Longitudinal evidence has demonstrated that the Mediterranean eating pattern lowers your risk of many developing several diseases, including cancer and heart disease (1, 2, 3).
The Mediterranean eating pattern pyramid divides foods into ones that you should eat at every meal, foods that you should eat every day, and foods that you should eat weekly. It emphasizes fruits, vegetables, whole grains, olives/olive oil, nuts, and seeds. It encourages limiting starchy vegetables, red meat, and processed meat. White meat, fish, and legumes fall in the middle, with approximately two servings per week of each recommended.

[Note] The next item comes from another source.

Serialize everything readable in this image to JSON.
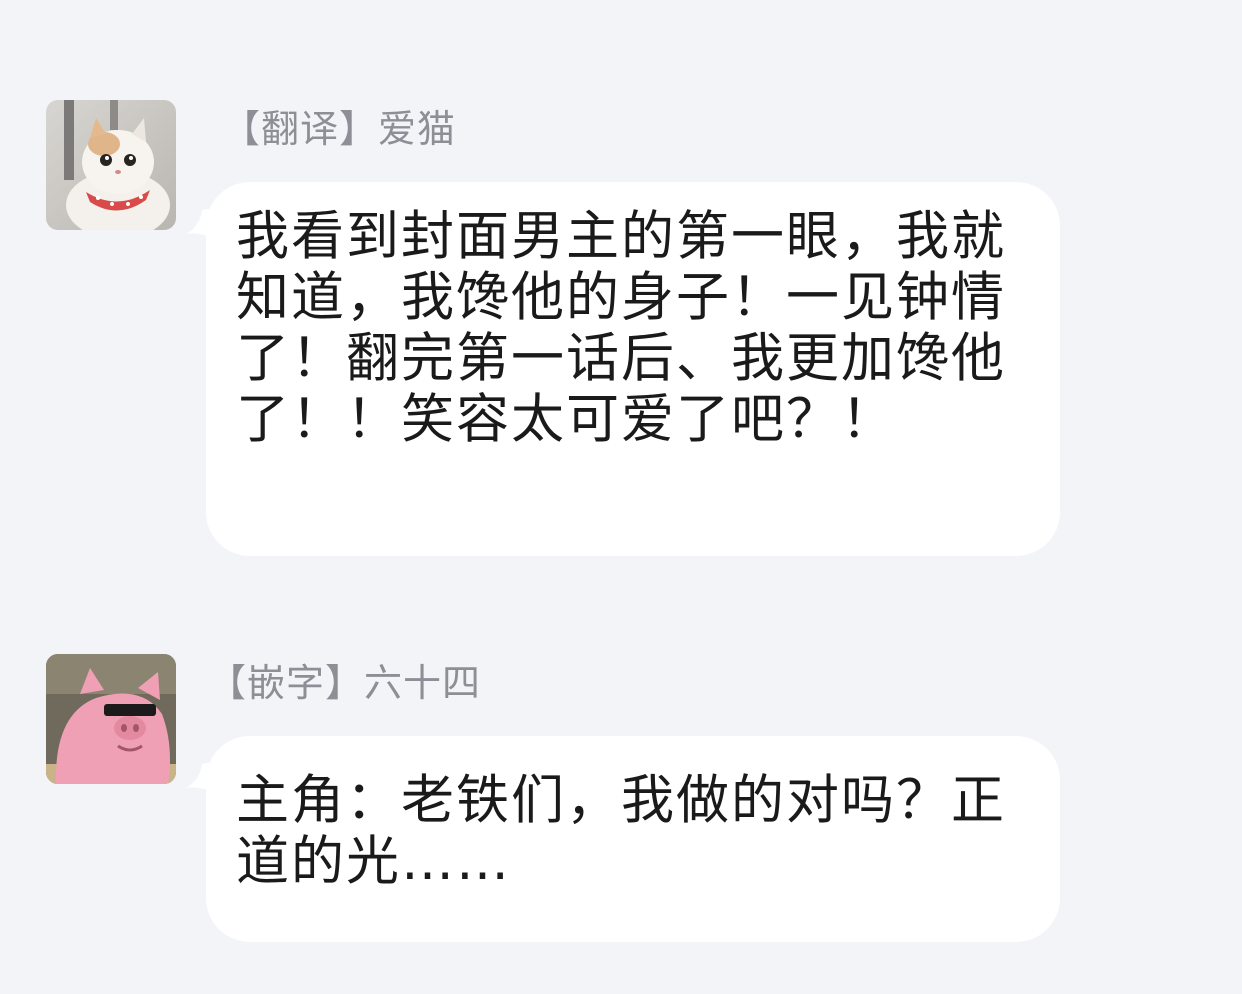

The Mediterranean eating pattern is a good choice for many other reasons. It promotes whole/natural foods, increased fruit and vegetable intake, and it does not restrict any major food groups. It emphasizes cardio-protective fats and encourages limiting the types of fats that have been shown to negatively affect your health (saturated fat and trans fat). The eating pattern promotes the consumption of healthy fat and fiber, which will help promote satiety, and includes potassium-rich food, because it is primarily plant-based and includes many fruits and vegetables.
One criticism of the Mediterranean eating pattern is that it can be low-to-moderate in protein, which is a concern for athletes. It limits white meat to two servings/week and places fish/eggs higher up on the pyramid, which implies that they should be eaten less frequently (although it recommends having at least two servings of fish/week).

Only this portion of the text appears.